Allah'a ulaşmayı diledikten sonra mürşide tâbî olursam yaşantım kısıtlanır mı?

Anasayfa » Ana Sayfa » Mürşid » Allah'a ulaşmayı diledikten sonra mürşide tâbî olursam yaşantım kısıtlanır mı?
share on facebook  tweet  share on google  print  

Allah'a ulaşmayı diledikten sonra mürşide tâbî olursam yaşantım kısıtlanır mı?
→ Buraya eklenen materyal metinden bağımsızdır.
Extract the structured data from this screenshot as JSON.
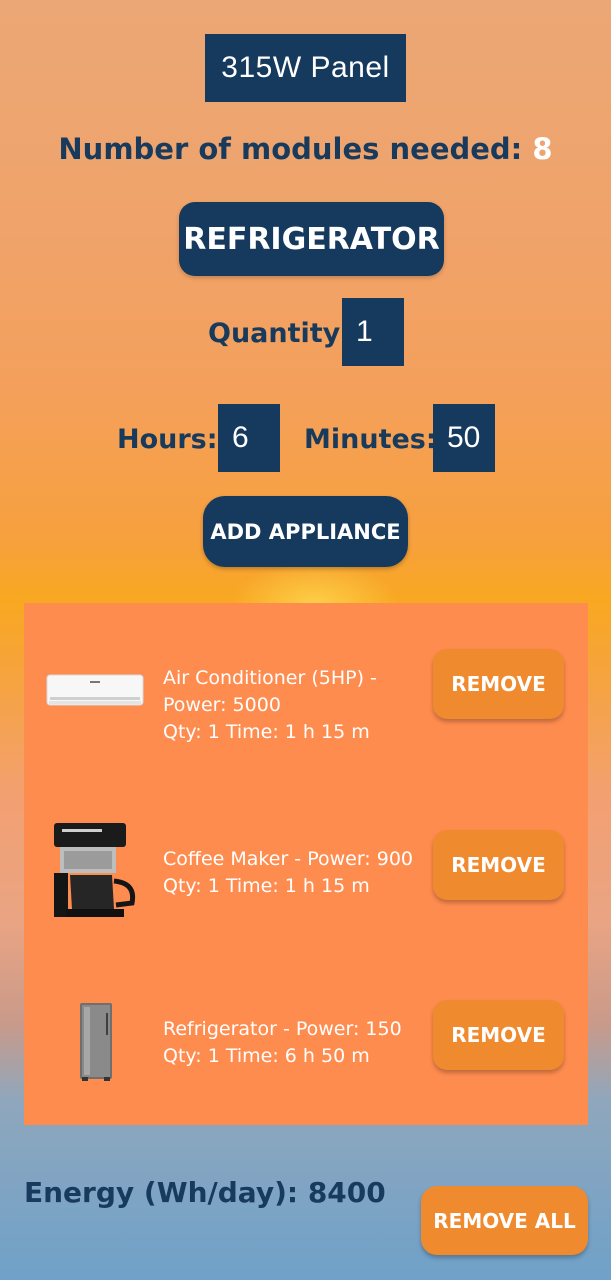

Mürşide tâbî olmak kimsenin yaşantısını kısıtlamaz. O kişinin Allahû Tealâ’nın verdiği emirleri yerine getirmesi zaten üzerine farzdır. Namaz kılmak, oruç tutmak, zekât vermek, hacca gitmek, kelime-i şahadet getirmek ve özellikle zikir yapmak sevgili kardeşlerim! Bu saydıklarımızın arasında en önemlisi zikirdir. Zikir yani “Allah” kelimesini “Allah, Allah, Allah, Allah, Allah, Allah, Allah” diye sesle tekrar etmek veya gene “Allah” kelimesini sessiz zikretmek veya dilini bile kımıldatmadan iç sesiyle… Dil kımıldamadan da “Allah” kelimesi o kişinin iç dünyasında çalkalanır.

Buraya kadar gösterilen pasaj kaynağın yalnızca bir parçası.